O Projeto de Lei Ordinária (PLO) 2342/2024, caso seja aprovado, garantirá o direito ao Passe Livre nos transportes públicos municipais aos pais, tutores ou curadores legais de pessoas com Transtorno do Espectro Autista (TEA), em João Pessoa, independentemente da presença do beneficiário. A matéria ainda determina que o benefício seja concedido mediante apresentação dos seguintes documentos: laudo médico atualizado, comprovando o diagnóstico de TEA da pessoa sob responsabilidade do requerente; o documento oficial que comprove o vínculo do requerente como pai, tutor ou curador da pessoa com TEA; e o comprovante de residência no município de João Pessoa.
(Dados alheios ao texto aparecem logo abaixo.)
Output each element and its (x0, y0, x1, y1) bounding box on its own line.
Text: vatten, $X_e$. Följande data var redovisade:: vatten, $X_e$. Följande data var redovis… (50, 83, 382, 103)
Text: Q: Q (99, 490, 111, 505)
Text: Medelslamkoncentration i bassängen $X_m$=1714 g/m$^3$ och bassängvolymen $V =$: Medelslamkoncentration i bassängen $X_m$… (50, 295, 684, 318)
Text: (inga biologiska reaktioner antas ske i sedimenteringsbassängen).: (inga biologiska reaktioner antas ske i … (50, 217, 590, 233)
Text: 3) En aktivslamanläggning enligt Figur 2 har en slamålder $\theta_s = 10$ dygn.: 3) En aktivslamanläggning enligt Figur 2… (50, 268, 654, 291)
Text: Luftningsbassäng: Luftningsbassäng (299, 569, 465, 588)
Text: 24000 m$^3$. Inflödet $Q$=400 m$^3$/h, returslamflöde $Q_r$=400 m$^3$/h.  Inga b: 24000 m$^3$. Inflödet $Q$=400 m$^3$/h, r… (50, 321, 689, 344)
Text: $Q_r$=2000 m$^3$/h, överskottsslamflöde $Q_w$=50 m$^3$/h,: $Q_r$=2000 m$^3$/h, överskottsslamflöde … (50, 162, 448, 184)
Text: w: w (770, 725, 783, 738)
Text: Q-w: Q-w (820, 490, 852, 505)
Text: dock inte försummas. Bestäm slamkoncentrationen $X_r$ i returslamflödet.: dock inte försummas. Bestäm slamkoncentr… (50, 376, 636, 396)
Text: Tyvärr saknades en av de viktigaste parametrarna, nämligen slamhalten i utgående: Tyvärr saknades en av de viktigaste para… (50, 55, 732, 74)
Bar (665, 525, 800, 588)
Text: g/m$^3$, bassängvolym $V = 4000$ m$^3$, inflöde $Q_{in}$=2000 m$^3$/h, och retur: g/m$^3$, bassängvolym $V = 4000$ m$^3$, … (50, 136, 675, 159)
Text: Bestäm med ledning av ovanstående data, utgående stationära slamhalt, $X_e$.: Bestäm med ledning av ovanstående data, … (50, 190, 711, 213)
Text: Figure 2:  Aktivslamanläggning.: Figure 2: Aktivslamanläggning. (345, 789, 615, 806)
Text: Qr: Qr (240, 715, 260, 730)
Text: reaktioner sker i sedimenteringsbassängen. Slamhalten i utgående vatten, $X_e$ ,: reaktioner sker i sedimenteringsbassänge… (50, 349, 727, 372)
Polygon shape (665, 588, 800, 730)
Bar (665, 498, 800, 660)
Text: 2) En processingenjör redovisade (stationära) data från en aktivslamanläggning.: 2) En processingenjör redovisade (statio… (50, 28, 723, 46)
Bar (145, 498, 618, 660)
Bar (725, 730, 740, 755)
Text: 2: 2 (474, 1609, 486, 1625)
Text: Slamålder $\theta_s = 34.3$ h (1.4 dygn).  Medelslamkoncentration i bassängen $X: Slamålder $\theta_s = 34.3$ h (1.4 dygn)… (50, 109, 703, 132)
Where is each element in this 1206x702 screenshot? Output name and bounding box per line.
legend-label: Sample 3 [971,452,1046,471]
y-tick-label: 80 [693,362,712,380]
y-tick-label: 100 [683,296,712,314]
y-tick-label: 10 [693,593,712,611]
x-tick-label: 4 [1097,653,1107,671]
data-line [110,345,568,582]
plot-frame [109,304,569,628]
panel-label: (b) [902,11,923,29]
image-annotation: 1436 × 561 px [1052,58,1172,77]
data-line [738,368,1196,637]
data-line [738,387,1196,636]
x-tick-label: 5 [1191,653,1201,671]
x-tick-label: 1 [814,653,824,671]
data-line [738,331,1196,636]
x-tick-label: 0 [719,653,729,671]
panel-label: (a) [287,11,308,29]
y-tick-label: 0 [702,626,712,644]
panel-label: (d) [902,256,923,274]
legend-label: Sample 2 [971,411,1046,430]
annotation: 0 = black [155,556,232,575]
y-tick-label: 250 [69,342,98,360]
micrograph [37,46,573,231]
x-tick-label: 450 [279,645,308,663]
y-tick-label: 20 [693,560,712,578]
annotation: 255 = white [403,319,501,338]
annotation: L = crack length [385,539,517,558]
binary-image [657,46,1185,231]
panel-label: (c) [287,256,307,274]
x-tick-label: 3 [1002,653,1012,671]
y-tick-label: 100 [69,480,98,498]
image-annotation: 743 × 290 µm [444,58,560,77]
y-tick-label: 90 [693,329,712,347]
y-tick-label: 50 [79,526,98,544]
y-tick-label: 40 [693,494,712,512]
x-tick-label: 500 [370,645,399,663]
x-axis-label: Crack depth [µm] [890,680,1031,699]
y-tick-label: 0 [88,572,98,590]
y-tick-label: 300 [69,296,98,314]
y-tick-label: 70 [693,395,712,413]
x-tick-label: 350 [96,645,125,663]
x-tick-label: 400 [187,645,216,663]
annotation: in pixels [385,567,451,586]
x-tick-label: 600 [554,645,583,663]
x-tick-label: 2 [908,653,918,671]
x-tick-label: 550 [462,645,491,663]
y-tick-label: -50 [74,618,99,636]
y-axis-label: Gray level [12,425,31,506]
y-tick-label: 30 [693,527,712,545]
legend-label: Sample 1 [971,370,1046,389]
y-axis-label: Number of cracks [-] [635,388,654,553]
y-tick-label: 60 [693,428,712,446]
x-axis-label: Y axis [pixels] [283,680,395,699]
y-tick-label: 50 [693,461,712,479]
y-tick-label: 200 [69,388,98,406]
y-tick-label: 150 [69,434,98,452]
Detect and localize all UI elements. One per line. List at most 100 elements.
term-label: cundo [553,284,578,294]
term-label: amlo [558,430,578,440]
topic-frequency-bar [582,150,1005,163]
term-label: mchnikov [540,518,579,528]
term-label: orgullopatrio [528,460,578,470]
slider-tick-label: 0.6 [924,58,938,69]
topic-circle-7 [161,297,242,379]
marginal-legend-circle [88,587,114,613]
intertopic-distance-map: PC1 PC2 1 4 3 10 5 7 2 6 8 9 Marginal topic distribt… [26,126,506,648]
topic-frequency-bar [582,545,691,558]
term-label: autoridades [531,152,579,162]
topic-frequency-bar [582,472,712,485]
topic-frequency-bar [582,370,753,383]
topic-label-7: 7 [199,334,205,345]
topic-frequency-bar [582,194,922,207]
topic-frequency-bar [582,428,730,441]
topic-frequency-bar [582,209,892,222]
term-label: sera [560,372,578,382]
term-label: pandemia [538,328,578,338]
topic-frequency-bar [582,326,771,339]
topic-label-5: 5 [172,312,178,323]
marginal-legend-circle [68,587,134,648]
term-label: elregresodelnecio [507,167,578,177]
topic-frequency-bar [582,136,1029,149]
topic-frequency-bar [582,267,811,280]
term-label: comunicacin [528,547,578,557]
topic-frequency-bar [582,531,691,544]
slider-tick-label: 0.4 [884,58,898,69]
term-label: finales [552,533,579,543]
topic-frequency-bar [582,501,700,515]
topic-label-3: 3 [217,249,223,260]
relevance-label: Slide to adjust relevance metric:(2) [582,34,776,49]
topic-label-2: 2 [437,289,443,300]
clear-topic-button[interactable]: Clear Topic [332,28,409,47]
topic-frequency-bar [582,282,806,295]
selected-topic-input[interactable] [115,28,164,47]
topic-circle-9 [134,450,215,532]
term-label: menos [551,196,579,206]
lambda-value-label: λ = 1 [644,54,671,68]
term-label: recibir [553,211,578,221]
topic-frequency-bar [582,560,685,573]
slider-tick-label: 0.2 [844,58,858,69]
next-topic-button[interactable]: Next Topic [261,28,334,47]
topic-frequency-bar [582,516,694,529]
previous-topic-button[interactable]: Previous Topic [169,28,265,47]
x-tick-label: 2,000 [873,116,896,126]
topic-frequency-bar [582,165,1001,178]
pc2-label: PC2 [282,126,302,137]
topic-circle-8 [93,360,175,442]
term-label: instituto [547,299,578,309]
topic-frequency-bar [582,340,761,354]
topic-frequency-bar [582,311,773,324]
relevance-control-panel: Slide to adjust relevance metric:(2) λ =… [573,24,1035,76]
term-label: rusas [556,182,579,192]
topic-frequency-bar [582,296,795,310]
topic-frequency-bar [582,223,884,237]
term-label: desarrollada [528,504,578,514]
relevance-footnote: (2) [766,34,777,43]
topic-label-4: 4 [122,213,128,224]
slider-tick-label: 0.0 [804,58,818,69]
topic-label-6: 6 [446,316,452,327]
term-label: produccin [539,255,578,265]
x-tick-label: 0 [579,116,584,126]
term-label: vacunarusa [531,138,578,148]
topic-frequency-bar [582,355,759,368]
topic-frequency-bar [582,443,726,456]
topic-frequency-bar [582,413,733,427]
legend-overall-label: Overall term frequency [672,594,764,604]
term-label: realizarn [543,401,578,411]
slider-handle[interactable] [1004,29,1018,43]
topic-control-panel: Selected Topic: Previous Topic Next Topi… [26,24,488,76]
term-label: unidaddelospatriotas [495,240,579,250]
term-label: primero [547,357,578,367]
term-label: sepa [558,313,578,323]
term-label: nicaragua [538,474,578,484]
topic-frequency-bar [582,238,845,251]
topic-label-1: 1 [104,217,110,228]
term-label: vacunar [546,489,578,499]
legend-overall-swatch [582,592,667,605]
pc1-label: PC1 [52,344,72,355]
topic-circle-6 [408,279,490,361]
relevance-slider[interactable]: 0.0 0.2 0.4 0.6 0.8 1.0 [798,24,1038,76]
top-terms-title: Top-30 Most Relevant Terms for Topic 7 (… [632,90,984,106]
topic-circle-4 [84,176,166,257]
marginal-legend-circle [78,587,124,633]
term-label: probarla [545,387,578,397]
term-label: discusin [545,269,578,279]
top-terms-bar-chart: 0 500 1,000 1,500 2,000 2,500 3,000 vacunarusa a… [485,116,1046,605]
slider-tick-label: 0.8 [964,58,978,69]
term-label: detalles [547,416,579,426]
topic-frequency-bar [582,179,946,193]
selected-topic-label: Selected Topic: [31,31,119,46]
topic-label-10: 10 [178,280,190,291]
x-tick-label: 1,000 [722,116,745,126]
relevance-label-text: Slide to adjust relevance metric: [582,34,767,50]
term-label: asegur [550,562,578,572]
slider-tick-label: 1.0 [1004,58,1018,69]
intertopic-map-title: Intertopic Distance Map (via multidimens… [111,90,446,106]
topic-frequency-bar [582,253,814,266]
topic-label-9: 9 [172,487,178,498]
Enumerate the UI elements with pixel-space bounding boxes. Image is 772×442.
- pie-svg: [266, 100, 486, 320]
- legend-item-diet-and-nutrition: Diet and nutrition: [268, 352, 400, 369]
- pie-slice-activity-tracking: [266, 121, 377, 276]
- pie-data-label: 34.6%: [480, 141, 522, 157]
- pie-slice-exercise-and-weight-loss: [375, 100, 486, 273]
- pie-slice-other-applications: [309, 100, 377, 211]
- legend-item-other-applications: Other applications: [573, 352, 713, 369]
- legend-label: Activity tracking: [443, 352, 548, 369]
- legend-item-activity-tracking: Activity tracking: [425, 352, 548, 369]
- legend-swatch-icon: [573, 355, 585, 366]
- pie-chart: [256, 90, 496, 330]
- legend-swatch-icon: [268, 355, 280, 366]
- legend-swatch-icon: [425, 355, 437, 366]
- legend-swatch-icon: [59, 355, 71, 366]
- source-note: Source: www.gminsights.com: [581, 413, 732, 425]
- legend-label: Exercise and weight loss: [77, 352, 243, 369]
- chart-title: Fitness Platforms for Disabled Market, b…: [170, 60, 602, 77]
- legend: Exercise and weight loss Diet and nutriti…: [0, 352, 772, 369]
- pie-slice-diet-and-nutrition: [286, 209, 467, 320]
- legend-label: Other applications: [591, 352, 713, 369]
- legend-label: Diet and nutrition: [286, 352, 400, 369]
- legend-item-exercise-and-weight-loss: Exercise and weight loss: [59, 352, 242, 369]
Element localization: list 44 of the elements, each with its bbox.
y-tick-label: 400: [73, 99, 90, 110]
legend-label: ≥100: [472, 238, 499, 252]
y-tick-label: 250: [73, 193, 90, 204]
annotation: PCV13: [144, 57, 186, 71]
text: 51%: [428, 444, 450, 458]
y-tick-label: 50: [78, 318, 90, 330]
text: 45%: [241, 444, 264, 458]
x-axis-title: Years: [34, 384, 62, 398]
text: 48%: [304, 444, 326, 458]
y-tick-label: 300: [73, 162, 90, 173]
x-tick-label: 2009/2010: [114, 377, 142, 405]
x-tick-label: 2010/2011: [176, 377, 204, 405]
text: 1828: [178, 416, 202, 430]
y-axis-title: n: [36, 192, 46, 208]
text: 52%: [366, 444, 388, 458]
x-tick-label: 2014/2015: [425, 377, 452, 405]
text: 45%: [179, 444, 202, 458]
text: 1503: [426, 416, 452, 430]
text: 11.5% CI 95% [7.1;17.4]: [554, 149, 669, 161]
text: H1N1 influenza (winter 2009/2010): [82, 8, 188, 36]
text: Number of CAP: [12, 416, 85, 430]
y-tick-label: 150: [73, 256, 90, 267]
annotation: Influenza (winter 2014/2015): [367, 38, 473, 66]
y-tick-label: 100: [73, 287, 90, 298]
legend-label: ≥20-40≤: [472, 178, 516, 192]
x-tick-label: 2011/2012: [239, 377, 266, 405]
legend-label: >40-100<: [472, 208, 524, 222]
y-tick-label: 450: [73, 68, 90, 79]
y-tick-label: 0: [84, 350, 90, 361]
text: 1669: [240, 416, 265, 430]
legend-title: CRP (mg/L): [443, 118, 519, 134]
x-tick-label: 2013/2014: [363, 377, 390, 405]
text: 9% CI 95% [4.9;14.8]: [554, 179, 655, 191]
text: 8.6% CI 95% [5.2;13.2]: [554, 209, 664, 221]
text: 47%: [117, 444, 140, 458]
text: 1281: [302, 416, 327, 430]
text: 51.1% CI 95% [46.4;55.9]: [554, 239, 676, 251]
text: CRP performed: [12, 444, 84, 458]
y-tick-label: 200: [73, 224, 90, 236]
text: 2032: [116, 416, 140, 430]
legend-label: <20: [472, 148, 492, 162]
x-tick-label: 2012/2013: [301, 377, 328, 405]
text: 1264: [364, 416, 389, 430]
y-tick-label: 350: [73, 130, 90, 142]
O Passe Livre será pessoal e intransferível, devendo ser utilizado exclusivamente pelo beneficiário do direito. A emissão do Passe Livre será realizada pela AETC-JP ou órgão municipal equivalente.

“O futuro caminha para o transporte coletivo ser gratuito, como estratégia para descongestionar nossa cidade, para dar mais fluidez ao trânsito, para se ter mais pessoas andando nos ônibus, que devem ter ar-condicionado, wi-fi, ser moderno, atraente e nos fazer economizar, inclusive, com a construção de viadutos. Os empregadores dos pais de pessoas com TEA também teriam um estímulo, porque seriam desonerados ao não precisarem dar o vale transporte a esses pais, já que estaria regulamentado em lei que esses responsáveis têm gratuidade no transporte público”, alegou.

Outro assunto levantado pelo vereador foi a necessidade de efetivação da telemedicina na Gestão Municipal. De acordo com ele, a tendência da cidade inteligente, com amplo monitoramento, deve se estender para todos os serviços da área de saúde, seja nos atendimentos, seja na distribuição de medicamentos. “A telemedicina tende a vingar, porque vai tornar os serviços de saúde mais ágeis e rápidos. Tudo será digital e mais fluido, tudo tramitado de forma, inclusive, a garantir economia para os pacientes, que não precisarão se deslocar para os atendimentos, além de facilitar a acolhida das pessoas com depressão e fobia social”, argumentou Renato Martins.